100 millions de dollars de pertes
On a beau être (très, très) riche, comme Jeff Bezos, monsieur Amazon qui a racheté le titre en 2013, cent millions de pertes en 2024, c’est quand même beaucoup. Dans un communiqué, la direction du journal précise : « Le Washington Post prend aujourd’hui une série de mesures difficiles mais décisives pour notre avenir, qui se traduisent par une restructuration importante de l’ensemble de l’entreprise… Ces mesures visent à renforcer notre assise et à nous concentrer davantage sur la production d’un journalisme distinctif qui distingue le Post et, surtout, qui captive nos clients. »

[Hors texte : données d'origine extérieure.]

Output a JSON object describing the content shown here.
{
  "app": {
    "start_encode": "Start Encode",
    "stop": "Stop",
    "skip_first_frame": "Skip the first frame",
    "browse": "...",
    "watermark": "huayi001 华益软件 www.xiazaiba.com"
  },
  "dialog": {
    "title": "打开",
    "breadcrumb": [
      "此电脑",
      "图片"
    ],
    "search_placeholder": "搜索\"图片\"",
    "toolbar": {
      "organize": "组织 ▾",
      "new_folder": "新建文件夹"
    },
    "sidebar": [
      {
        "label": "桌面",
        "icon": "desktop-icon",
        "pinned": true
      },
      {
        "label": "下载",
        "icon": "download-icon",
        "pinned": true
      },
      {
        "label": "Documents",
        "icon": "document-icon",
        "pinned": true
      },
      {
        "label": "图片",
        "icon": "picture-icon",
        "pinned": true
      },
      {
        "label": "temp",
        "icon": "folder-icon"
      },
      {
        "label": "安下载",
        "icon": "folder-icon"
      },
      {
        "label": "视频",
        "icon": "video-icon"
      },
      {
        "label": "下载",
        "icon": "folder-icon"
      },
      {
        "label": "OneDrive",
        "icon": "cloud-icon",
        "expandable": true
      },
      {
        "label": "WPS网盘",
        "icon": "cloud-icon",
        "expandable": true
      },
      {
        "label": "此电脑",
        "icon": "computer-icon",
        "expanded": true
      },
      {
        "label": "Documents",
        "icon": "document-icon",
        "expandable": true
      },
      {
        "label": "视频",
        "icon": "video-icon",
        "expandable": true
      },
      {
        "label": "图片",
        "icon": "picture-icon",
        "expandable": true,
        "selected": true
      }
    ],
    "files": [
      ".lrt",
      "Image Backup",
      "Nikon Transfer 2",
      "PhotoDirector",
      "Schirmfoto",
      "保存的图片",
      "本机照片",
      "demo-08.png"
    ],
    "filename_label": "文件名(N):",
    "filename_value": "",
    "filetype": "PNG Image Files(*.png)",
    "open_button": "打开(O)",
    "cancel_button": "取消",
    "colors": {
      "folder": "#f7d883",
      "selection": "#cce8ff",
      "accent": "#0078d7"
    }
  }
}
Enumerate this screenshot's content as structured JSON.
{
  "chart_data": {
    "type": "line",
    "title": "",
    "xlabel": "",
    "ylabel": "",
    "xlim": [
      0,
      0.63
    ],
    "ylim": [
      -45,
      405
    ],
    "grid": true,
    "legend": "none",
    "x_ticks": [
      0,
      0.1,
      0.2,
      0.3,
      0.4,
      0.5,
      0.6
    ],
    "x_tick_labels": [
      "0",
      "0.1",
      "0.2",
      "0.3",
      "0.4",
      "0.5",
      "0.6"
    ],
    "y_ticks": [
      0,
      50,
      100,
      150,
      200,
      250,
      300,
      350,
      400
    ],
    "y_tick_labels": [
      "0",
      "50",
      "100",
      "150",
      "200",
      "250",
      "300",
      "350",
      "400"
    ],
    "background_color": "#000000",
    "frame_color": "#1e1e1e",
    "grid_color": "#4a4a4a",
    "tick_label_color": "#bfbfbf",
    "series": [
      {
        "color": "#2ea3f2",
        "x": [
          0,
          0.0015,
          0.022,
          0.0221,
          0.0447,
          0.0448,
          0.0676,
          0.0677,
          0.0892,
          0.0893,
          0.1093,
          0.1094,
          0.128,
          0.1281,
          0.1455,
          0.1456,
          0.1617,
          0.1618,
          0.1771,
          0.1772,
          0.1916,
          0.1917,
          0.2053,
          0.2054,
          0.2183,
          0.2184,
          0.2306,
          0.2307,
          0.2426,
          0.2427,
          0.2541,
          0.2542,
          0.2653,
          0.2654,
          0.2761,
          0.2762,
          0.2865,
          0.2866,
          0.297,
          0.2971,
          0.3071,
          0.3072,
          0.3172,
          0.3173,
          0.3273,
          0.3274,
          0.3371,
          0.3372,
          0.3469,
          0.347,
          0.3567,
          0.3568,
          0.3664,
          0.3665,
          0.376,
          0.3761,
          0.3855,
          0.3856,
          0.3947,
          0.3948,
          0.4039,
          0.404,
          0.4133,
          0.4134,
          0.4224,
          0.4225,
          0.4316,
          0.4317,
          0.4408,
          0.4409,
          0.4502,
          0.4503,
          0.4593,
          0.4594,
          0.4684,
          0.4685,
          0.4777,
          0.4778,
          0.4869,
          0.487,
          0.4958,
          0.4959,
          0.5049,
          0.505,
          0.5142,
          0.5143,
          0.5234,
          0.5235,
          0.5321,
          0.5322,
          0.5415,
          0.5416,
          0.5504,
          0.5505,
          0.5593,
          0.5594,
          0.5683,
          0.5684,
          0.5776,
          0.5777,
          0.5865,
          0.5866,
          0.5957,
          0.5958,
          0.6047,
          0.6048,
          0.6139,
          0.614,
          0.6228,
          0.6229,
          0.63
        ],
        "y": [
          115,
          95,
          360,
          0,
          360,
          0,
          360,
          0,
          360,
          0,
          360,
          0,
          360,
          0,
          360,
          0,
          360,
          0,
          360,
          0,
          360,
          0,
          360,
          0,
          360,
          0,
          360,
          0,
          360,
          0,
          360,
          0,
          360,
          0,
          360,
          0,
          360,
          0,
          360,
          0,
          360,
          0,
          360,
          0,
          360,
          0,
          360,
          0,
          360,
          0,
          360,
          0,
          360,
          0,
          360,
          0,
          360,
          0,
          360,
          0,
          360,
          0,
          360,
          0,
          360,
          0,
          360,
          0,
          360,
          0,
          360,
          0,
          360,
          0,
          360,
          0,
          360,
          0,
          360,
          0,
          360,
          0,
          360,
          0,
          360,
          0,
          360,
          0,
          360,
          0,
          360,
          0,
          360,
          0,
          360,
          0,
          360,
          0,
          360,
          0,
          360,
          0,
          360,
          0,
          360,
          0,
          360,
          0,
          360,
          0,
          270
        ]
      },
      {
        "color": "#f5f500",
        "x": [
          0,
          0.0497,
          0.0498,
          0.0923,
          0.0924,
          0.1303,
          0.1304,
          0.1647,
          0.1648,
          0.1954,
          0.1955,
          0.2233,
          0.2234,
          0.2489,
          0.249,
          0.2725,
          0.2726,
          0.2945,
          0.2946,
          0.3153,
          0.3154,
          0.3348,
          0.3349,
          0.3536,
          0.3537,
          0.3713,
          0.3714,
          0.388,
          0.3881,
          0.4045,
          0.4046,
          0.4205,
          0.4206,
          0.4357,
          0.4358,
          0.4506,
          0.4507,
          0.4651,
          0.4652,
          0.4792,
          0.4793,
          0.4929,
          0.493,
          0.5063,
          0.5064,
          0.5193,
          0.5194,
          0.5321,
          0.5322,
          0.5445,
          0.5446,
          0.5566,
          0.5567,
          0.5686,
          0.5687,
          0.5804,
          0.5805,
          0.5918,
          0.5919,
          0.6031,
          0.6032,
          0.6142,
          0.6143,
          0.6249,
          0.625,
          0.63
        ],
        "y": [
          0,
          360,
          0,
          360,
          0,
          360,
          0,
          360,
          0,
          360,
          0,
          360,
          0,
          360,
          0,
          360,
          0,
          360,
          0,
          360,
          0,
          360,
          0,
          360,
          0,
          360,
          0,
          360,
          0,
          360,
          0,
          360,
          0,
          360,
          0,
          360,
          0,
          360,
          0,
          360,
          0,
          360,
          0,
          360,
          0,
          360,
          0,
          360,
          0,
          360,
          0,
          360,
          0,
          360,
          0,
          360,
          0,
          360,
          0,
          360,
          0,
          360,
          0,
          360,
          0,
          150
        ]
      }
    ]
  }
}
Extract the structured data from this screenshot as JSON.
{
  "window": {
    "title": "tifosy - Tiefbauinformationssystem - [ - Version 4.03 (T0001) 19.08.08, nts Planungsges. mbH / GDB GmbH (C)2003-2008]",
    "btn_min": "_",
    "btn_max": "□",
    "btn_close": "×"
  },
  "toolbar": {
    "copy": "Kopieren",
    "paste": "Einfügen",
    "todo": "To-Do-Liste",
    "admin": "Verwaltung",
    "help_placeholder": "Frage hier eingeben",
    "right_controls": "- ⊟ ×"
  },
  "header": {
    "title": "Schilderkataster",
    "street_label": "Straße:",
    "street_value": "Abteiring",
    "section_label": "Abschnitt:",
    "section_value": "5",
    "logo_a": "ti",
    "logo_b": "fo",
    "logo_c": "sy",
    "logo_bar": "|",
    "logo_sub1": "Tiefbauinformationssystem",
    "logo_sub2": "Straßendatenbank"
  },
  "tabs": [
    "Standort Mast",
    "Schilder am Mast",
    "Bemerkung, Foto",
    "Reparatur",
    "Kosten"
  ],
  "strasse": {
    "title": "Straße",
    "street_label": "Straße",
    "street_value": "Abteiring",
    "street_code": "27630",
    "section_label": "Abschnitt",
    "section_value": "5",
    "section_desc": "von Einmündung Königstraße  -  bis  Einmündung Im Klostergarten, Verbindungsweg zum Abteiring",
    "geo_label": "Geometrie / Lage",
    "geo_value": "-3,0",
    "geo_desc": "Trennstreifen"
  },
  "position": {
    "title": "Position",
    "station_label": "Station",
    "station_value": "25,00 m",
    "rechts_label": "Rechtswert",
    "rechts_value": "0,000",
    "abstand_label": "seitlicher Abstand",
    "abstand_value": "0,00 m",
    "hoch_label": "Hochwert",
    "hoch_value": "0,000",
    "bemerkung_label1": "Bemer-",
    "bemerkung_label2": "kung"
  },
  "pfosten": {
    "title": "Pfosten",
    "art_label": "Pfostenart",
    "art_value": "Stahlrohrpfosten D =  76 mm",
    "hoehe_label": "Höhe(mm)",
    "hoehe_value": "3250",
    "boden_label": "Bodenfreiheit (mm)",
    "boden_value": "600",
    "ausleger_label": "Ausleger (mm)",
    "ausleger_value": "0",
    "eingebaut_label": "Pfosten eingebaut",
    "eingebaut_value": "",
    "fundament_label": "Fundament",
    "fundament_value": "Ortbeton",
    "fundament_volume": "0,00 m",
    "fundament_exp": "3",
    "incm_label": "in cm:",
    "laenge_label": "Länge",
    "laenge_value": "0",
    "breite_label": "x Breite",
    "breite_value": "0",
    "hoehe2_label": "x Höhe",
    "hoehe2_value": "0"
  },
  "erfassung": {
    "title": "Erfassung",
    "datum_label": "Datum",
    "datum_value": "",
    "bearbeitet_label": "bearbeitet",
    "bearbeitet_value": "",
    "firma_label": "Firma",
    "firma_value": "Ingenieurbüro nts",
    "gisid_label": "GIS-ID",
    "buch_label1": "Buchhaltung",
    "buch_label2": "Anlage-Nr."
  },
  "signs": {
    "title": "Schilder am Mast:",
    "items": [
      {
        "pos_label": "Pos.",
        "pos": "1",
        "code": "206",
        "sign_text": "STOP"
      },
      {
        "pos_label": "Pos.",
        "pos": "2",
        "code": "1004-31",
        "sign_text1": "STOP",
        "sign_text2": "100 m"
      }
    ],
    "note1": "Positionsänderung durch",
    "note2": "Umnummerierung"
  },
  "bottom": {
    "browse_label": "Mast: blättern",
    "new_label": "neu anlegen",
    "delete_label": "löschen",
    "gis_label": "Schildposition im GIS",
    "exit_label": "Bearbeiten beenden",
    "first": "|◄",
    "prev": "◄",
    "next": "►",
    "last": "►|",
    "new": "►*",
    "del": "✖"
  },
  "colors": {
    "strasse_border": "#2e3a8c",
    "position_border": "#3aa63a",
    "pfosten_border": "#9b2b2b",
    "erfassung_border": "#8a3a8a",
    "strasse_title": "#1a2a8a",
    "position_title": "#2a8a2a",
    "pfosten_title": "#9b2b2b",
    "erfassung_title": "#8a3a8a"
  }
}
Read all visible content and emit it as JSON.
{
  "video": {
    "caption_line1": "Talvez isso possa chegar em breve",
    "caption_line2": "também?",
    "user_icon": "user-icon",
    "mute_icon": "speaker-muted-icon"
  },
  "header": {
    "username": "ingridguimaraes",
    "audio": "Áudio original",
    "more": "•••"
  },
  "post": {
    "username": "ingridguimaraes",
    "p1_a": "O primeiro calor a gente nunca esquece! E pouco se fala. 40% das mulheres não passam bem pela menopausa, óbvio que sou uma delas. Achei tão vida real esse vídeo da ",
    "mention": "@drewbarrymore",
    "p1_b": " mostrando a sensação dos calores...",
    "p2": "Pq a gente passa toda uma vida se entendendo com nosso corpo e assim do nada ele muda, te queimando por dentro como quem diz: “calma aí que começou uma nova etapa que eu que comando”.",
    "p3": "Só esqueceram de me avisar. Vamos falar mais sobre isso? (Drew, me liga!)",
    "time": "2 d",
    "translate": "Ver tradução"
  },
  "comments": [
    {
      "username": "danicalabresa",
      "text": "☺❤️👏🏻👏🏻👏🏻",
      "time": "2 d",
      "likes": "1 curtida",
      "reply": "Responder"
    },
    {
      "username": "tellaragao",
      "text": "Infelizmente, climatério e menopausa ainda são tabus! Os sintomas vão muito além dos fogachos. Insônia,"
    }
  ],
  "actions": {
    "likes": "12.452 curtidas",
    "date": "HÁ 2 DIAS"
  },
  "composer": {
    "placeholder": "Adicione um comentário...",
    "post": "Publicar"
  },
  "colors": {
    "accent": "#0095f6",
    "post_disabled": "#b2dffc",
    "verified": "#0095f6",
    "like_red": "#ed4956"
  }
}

Moins proche des démocrates
À l’approche de l’élection de novembre 2024 qui a vu la victoire de Donald Trump, le journal, pour la première fois, ne s’est pas déclaré en faveur de la démocrate Kamala Harris. La nouvelle direction, sur les probables instructions de son propriétaire, choisissant la neutralité, entraînant des départs de journalistes et une chute du lectorat, une partie de celui-ci migrant vers le concurrent NYT.